À Bordeaux, on pourra suivre les Fiertés par plusieurs portes: une placette près des quais, une bibliothèque, la Caserne B, une cour patrimoniale, un café familial, puis les Quinconces. La 6e édition du Mois des Fiertés se tient du 17 mai au 30 juin, avec un programme qui ne se limite pas à la marche du samedi.
Le premier grand repère a été le Village des Fiertés, organisé placette de Munich par Le Girofard, centre LGBTQI+ de Bordeaux. Stands associatifs, prévention santé, animations et prises de parole y ont ouvert la séquence autour de la Journée internationale contre l’homophobie, la biphobie et la transphobie. Le rendez-vous le plus visible arrivera le 30 mai: la Marche des Fiertés fêtera ses 30 ans à Bordeaux, avec un rassemblement aux Quinconces, des prises de parole puis un AfterPride au Parc des Sports Saint-Michel.

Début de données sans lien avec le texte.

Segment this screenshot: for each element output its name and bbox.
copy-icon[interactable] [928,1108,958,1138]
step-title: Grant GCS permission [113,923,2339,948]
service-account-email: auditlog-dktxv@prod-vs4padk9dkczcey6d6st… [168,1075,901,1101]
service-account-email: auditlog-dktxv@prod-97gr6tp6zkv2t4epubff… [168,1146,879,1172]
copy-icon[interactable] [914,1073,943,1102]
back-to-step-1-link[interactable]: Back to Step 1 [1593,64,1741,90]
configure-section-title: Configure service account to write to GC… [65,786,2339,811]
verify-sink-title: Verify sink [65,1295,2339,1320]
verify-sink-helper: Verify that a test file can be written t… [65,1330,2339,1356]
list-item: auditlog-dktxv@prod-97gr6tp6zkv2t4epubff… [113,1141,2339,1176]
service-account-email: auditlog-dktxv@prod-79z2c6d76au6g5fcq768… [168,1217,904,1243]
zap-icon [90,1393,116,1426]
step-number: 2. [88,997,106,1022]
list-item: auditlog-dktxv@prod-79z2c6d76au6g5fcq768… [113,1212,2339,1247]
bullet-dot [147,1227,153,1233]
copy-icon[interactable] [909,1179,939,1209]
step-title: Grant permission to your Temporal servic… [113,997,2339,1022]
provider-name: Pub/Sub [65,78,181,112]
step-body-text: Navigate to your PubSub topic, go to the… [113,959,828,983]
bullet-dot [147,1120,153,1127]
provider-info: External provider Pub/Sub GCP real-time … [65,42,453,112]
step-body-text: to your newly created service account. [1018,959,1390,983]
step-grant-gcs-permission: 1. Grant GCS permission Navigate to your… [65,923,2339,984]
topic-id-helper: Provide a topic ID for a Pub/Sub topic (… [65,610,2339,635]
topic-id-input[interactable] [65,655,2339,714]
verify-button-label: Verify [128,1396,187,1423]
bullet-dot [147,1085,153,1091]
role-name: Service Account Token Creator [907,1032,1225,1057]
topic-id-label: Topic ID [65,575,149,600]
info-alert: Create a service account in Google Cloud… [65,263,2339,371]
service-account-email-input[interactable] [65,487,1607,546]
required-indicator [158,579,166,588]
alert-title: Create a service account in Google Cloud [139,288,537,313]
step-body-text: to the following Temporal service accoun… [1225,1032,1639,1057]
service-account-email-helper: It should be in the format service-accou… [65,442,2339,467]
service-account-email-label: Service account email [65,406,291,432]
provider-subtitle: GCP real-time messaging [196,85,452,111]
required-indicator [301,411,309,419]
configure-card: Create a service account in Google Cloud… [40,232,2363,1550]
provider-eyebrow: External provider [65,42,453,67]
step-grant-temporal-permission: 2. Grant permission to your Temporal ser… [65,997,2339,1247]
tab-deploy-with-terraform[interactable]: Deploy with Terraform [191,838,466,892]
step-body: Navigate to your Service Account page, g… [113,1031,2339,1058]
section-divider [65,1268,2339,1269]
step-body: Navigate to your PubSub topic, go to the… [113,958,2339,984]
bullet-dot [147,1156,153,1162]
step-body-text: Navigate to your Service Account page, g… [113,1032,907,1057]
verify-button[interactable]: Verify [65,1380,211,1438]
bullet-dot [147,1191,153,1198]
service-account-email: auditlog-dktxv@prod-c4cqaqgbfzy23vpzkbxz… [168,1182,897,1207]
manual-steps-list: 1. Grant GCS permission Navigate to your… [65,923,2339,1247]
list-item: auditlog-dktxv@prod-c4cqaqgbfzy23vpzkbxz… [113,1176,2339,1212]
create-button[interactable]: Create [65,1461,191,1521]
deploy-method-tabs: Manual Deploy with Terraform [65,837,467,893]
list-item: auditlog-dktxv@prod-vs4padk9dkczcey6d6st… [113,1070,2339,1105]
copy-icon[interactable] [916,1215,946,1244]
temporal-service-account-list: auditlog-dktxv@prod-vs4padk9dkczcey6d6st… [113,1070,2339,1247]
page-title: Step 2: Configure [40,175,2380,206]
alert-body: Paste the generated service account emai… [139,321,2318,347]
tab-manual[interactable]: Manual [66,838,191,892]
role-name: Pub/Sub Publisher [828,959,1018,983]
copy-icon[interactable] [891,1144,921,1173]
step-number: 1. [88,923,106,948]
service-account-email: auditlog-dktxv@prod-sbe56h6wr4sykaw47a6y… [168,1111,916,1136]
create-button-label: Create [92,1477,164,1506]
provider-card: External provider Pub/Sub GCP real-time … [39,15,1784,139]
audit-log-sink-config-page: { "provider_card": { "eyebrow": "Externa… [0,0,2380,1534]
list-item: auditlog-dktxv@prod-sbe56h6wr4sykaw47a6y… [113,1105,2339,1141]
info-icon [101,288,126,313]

Entre ces deux temps forts, le programme trace une autre carte de la ville. Il passe par la Caserne B pour des concerts, par l’Hôtel Ragueneau pour une exposition consacrée aux mouvements LGBTQI+ au Mexique, par la bibliothèque Mériadeck pour une projection du documentaire SALLY!, par le Kfé des Familles pour des rendez-vous pensés aussi avec les parents et les enfants. On y trouve aussi des ateliers ballroom, des performances, des rencontres et des moments de prévention. Plusieurs événements prévoient une interprétation en langue des signes française, un détail très concret quand on parle d’accès et pas seulement de symbole.
Cette variété aide à s’y retrouver. Chacun n’a pas forcément envie, ni la possibilité, de vivre les Fiertés de la même manière. Certains iront à la marche. D’autres préféreront un film, une discussion, un temps familial, un concert, une permanence ou un lieu plus calme. La durée du programme permet cette circulation: on n’a pas à tout faire, ni à choisir entre fête et ressources pratiques.
Le rôle du Girofard rappelle aussi que l’événement ne repose pas seulement sur la communication municipale. Le centre bordelais se présente comme un lieu d’accueil, d’écoute et d’accompagnement, avec des actions autour de la santé, de la parentalité, de l’asile, des violences, du sport, de la mémoire et de la convivialité. Derrière les drapeaux, il y a donc des besoins ordinaires: être informé, rencontrer quelqu’un, demander de l’aide, trouver un espace où l’on respire un peu.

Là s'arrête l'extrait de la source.